In this case, a failure to terminate in good faith ended in damages for the breach of contract.
In the recent case of Mohamed v. Information Systems Architects Inc., the Ontario Court of Appeal confirmed that even an “unfettered” right to terminate an independent contractor must be exercised in good faith.
Background
The Appellant, Information Systems Architects Inc. (“ISA”), engaged the Respondent, Mitchum Mohamed (“Mohamed”), to provide technological consulting services under an Independent Consulting Agreement (“ICA”) for a six month project. The project was with Canadian Tire (“the Project”), whose agreement with ISA included a term that ISA would not send them any consultant with a criminal record without their consent.
After agreeing to work full-time under the ICA, Mohamed resigned from his permanent, full-time employment. Before signing the ICA and before being assigned to the Project, he disclosed to ISA that he had a criminal record from high school. He also agreed to a background security check and disclosed his criminal record in ISA’s declaration of criminal record form.
A month after starting the Project, Canadian Tire received the results of his security check which revealed his criminal record. As a result, they asked ISA to replace him. ISA did so and then terminated the agreement based on the following termination clause in the ICA:
“This agreement and its Term shall terminate upon the earlier occurrence of:
I. ISA, at their sole discretion, determines the Consultant’s work quality to be substandard.
II. ISA’s project with Customer gets cancelled, experiences reduced or altered scope and/or timeline.
III. ISA determines it is in ISA’s best interest to replace the Consultant for any reason.
IV. Immediately, upon written notice from ISA, for any breach of this Agreement by the Consultant.”
Consequently, Mohamed sued for breach of the ICA and was awarded damages in the amount of $82,540.92. The motion judge made the following findings:
- 1. ISA breached the duty of good faith in the performance of a contract by failing to use the termination clause in good faith;
- 2. in the alternative, the termination clause was void for vagueness;
- 3. Mohamed was an independent contractor; and
- 4. the ICA was a fixed term contract, and based on the Court of Appeal’s decision in Howard v. Benson Group Inc., Mohamed was entitled to damages based on the balance of the fixed term contract with no duty to mitigate.
ISA appealed.
Decision
The Court of Appeal found that the motion judge made “extricable errors of law” in his approach to the interpretation of the termination clause of the ICA. Firstly, the motion judge applied the contra proferentem rule, despite concluding that the termination provision was clear when read literally. Secondly, having found the meaning of the termination clause to be clear, the motion judge concluded that the clause was “vague and uncertain”.

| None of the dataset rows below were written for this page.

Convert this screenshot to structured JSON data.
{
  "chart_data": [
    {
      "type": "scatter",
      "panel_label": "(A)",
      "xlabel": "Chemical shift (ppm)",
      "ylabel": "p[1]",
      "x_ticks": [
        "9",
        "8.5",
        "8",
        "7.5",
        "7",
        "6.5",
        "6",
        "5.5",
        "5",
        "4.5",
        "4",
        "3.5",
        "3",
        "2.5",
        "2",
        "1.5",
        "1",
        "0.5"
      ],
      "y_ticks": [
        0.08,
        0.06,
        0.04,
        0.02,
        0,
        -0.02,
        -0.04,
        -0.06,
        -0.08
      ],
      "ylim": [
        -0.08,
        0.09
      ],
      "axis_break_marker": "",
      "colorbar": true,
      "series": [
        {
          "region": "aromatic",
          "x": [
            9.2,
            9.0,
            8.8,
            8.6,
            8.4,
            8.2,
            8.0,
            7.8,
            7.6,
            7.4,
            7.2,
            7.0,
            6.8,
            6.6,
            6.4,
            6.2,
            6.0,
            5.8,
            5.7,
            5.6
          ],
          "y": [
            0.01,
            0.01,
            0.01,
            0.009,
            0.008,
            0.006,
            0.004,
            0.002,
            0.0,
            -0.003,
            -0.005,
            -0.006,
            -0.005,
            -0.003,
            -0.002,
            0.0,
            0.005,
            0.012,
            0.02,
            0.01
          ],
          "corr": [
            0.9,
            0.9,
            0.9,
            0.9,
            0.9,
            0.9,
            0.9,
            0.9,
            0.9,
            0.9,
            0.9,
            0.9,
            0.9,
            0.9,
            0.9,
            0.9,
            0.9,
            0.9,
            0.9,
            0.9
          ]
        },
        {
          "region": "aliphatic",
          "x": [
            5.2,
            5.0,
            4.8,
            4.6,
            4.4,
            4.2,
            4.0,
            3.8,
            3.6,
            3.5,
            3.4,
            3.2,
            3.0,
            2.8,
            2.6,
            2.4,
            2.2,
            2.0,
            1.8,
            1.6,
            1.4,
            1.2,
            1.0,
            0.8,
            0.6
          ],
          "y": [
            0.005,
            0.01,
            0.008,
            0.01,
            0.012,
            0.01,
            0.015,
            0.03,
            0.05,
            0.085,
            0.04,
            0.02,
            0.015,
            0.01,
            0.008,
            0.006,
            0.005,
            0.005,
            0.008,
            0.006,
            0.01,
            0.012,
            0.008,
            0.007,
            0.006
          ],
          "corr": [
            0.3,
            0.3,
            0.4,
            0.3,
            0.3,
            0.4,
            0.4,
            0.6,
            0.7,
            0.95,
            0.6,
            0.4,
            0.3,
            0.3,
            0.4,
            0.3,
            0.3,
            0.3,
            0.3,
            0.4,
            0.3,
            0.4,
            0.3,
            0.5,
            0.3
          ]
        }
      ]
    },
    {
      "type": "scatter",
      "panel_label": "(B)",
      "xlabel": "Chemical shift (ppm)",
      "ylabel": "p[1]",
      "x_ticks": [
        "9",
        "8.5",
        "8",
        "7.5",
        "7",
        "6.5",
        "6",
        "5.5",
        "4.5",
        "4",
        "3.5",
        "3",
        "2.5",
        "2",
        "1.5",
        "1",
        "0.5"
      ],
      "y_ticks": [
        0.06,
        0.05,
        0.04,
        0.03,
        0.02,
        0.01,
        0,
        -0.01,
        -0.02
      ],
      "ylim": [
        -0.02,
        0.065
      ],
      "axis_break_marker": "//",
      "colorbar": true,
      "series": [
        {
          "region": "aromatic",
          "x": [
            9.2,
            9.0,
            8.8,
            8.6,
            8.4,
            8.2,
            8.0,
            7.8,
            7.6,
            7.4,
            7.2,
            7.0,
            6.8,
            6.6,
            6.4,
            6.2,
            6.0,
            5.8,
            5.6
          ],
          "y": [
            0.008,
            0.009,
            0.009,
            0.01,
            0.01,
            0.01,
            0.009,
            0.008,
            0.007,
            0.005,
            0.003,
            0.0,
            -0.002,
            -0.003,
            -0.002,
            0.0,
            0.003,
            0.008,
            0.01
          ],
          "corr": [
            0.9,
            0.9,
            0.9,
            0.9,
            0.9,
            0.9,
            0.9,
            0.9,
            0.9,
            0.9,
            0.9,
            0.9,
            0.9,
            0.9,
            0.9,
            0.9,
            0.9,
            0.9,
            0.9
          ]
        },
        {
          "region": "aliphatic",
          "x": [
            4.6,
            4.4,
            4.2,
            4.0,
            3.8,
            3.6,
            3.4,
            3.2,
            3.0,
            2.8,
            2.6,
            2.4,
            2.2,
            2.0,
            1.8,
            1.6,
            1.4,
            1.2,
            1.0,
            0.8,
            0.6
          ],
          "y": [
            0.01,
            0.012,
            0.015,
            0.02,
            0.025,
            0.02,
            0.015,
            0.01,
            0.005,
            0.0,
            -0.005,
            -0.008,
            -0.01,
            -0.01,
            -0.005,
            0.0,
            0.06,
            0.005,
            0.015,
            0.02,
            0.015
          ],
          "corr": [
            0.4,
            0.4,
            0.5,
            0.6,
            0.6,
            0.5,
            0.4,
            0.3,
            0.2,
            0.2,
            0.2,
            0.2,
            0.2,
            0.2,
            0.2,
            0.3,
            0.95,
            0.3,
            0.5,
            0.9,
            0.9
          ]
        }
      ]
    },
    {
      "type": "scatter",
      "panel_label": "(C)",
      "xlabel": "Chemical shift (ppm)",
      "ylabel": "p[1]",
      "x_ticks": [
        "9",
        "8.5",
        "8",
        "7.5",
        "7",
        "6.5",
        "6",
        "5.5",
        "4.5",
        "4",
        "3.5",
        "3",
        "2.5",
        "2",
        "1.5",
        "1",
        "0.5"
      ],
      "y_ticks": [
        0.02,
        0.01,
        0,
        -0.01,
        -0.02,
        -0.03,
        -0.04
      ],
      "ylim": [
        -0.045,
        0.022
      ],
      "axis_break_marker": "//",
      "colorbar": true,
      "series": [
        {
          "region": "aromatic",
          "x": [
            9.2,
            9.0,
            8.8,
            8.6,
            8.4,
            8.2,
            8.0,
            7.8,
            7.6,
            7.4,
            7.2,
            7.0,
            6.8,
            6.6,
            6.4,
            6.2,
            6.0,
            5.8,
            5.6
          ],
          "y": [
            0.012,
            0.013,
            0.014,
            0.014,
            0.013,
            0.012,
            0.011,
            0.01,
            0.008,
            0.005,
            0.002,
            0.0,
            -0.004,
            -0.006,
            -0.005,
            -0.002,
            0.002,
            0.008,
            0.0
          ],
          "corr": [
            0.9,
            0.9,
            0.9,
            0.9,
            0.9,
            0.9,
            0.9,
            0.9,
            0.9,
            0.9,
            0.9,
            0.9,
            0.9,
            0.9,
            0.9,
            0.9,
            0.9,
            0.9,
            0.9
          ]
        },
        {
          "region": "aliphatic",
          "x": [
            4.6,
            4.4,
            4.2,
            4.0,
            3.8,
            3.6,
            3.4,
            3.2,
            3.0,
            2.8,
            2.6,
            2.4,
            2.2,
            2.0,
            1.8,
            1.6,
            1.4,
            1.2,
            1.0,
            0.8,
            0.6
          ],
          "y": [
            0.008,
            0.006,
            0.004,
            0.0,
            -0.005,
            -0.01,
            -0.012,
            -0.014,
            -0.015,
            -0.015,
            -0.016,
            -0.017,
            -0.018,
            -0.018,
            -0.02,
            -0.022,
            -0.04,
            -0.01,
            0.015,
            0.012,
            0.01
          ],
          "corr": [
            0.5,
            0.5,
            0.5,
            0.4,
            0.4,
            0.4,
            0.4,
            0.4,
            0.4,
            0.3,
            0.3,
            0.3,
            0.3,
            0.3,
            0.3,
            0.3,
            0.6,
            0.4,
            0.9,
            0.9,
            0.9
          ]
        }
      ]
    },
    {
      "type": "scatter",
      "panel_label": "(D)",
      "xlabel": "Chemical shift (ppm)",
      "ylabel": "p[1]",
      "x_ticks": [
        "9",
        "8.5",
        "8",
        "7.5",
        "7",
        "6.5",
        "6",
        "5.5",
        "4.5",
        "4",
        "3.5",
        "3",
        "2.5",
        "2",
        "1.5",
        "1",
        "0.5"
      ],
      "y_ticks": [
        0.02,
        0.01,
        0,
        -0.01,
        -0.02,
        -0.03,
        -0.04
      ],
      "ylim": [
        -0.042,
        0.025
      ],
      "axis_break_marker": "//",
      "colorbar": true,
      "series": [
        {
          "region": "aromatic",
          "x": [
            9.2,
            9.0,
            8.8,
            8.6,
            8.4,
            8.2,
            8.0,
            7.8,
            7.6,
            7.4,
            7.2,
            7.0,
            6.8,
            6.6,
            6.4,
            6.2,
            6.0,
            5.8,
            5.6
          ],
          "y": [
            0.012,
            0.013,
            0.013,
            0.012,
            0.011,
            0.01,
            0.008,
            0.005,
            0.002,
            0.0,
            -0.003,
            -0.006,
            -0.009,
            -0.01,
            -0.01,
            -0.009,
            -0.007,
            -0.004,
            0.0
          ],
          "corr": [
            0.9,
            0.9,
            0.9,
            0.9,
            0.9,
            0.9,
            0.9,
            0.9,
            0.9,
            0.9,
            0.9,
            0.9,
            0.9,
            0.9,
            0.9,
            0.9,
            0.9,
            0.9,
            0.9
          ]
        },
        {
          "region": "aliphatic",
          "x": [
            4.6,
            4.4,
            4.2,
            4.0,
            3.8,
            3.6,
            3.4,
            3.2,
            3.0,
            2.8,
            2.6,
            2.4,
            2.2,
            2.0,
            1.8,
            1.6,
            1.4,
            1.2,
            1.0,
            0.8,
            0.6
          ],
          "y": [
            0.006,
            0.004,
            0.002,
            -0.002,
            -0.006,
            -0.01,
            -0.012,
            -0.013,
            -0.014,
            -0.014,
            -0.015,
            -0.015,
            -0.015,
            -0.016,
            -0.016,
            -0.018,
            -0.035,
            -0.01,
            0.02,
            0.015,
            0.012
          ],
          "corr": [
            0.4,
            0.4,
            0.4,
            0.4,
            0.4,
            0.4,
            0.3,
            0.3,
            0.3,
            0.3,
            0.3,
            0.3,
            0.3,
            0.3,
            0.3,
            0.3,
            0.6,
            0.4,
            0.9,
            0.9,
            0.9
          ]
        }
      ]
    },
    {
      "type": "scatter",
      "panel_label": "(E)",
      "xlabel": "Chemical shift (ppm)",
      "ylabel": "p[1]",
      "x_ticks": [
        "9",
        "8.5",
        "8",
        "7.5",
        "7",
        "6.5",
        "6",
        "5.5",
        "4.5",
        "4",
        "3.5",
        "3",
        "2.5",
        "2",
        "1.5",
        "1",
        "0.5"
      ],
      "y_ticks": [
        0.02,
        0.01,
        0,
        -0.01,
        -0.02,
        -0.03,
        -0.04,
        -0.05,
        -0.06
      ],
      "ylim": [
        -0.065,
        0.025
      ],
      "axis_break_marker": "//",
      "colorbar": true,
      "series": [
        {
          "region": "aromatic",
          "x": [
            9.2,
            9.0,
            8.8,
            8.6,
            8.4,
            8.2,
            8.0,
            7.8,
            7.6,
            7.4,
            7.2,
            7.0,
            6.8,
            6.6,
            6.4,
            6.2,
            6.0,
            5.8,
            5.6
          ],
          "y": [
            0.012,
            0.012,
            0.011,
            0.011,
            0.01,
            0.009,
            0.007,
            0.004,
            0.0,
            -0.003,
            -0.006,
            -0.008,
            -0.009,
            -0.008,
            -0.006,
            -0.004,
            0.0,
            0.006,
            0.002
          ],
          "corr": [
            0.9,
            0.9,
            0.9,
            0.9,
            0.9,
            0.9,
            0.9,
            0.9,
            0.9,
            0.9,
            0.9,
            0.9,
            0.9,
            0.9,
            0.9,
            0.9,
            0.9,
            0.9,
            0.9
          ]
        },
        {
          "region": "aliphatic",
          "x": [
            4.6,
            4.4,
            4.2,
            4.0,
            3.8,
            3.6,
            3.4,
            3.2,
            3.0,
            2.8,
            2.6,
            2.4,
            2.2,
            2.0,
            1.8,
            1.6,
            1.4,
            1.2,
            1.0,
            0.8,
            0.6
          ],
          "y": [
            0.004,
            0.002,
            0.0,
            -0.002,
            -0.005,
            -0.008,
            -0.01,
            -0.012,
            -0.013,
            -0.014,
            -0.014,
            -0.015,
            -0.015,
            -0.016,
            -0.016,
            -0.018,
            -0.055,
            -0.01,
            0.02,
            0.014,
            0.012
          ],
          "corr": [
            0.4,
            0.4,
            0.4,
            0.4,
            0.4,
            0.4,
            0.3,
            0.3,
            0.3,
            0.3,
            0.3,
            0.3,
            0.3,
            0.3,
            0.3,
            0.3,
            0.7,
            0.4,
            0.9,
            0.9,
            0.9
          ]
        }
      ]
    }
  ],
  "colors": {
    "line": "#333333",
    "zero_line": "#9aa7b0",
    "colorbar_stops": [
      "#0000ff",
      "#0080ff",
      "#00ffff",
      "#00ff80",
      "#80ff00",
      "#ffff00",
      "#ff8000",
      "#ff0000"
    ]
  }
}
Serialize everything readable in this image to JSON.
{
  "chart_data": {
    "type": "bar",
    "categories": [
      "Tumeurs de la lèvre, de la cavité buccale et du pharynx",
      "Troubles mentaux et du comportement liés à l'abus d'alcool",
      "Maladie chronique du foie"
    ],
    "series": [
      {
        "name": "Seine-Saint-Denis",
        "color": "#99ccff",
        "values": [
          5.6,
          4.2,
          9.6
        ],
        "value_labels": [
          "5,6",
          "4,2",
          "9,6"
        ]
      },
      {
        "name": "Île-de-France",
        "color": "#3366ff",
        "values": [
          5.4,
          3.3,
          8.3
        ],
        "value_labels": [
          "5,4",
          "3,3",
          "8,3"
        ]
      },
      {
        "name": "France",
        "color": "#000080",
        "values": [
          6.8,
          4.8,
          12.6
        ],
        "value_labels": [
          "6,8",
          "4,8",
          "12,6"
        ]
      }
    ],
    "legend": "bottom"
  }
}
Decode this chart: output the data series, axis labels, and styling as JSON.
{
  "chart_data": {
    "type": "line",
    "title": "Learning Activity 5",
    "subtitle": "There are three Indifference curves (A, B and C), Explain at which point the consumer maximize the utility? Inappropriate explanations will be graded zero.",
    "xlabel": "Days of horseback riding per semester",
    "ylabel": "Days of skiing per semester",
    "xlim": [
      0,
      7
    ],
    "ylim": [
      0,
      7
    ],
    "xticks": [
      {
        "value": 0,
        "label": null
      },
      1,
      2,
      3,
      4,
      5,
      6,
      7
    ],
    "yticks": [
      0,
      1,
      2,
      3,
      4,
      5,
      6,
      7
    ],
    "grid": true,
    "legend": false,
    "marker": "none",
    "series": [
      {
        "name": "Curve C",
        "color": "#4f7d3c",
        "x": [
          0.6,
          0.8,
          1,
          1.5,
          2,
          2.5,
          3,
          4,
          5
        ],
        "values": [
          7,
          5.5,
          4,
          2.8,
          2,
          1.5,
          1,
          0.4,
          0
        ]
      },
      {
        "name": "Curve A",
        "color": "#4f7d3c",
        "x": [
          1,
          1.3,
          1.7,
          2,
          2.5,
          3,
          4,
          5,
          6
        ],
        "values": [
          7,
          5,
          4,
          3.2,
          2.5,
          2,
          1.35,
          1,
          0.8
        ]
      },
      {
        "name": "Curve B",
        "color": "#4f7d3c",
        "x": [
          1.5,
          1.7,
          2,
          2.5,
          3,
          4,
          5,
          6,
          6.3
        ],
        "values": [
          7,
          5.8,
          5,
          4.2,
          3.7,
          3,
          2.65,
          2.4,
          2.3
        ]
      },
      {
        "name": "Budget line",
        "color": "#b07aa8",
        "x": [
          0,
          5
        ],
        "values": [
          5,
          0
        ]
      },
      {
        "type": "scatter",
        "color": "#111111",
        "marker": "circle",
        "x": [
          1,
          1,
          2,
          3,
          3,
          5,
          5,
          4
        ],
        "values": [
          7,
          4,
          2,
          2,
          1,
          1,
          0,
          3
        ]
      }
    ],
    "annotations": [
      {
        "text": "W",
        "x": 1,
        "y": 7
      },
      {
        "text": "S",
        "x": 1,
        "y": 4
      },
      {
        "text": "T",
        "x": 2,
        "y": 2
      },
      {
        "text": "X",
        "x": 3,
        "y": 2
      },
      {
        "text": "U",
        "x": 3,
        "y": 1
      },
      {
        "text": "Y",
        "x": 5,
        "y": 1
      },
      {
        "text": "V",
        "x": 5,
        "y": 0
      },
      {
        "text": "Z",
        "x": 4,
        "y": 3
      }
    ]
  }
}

Despite these errors of law, the Court of Appeal agreed with the conclusion reached by the motion judge. It held that:
although the appellant had a facially unfettered right to terminate the contract, it had an obligation to perform the contract in good faith and therefore to exercise its right to terminate the contract only in good faith.
The Court of Appeal wrote as follows:
[19] Because the respondent disclosed his criminal record to the appellant right at the beginning, before signing the ICA and before commencing the project with Canadian Tire, and complied with all the requirements of the security check, the appellant’s reliance on the criminal record to terminate the contract one month later was not a good faith exercise of its rights under the termination clause of the ICA.
Although Mohamed was willing to accept that the ICA could be terminated with no payment when ISA deemed it to be in its best interests to do so, the Court held that he had a reasonable expectation, that ISA would only exercise this right in good faith. That did not occur, so he was entitled to damages.
Further, although the contract did not provide for what damages would flow from a failure to terminate in good faith, based on the specific terms and circumstances of the contract, the Court held it was reasonable to infer that the parties intended that damages for this type of breach would be based on the wages owed for the remaining term of the agreement, without a duty to mitigate.
Takeaways
This decision confirms that termination clauses will not be voided where there is no good reason to do so. More importantly, however, the Court of Appeal confirmed that based on Bhasin v. Hrynew, the duty of good faith in contract extends to the exercise of a party’s otherwise unfettered right to terminate a contractor agreement.